すでに新規投資を終えた1号ファンドの投資先は続々と上場が増える見込みだ。「年間10~20社というリズム感でやっていきたい。ゴールドラッシュはこれからだ」(孫社長)。
一方、今後の投資成績を左右するのが昨秋から運用が始まった2号ファンドだ。ウィーワーク問題などを受け外部投資家が集まらず、SBGの自己資金での運用となった。すでに28社に約43億ドル(約4500億円)を投資し、株価や公正価値の上昇によって、保有資産は12月時点で約93億ドル(約9700億円)まで膨らんだ。
「1号ファンド発足時よりも仕組み作りが進み、数百人のファンドマネジャーを医療やフィンテックなどの専門分野別のチームに分けた分業システムが整った。これまでは2週間に1回海外出張に行っていたが、この1年はまったくない。むしろ朝から真夜中までぶっ続けでズーム(ビデオ会議ツール)のミーティングを入れていることで効率が格段に上がった。2号ファンドの投資先は、パイプライン(正式な投資契約前の会社)も含めると40社近くまで増えている」(孫社長)
保有するアリババ株が急落
今回の決算会見で、終始ビジョンファンドのパフォーマンスの高さを強調した孫社長だが、一方であまり時間を割かなかった話題もある。中国アリババグループ株の行方と昨夏に発足した上場株の投資ファンドだ。孫社長が3兆円の純利益に満足しないのもここに理由があるのだろう。

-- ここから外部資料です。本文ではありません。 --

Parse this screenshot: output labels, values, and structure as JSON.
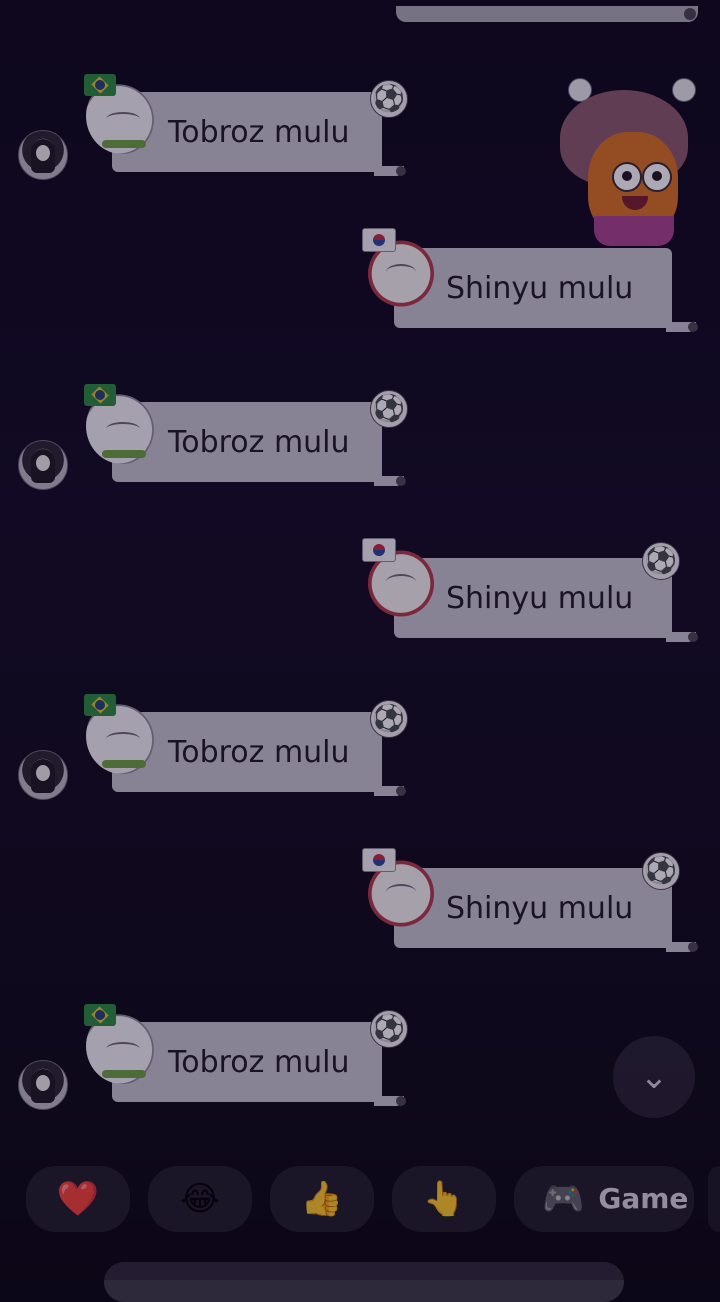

アリババの株価は昨秋、スマートフォン決済アプリ「アリペイ」などを手がける同社の関連会社アントグループの上場が延期されたことを受け大きく下げた。中国の規制当局が金融リスクを指摘し、待ったをかけたのが要因だとみられる。アリババの株価が急落したことで、SBGの保有株式価値は2020年9月末に30.9兆円だったのが、同年12月末には26.9兆円まで減少した。
これに関して孫社長は、「アリババに関しては多くの方にご心配をおかけした。中国のネット業界では今、初めてかもしれないくらいの大きな政策議論が行われている。ただ規制強化は中国の健全なネットの繁栄には長期的にはプラスだ」と述べるにとどめた。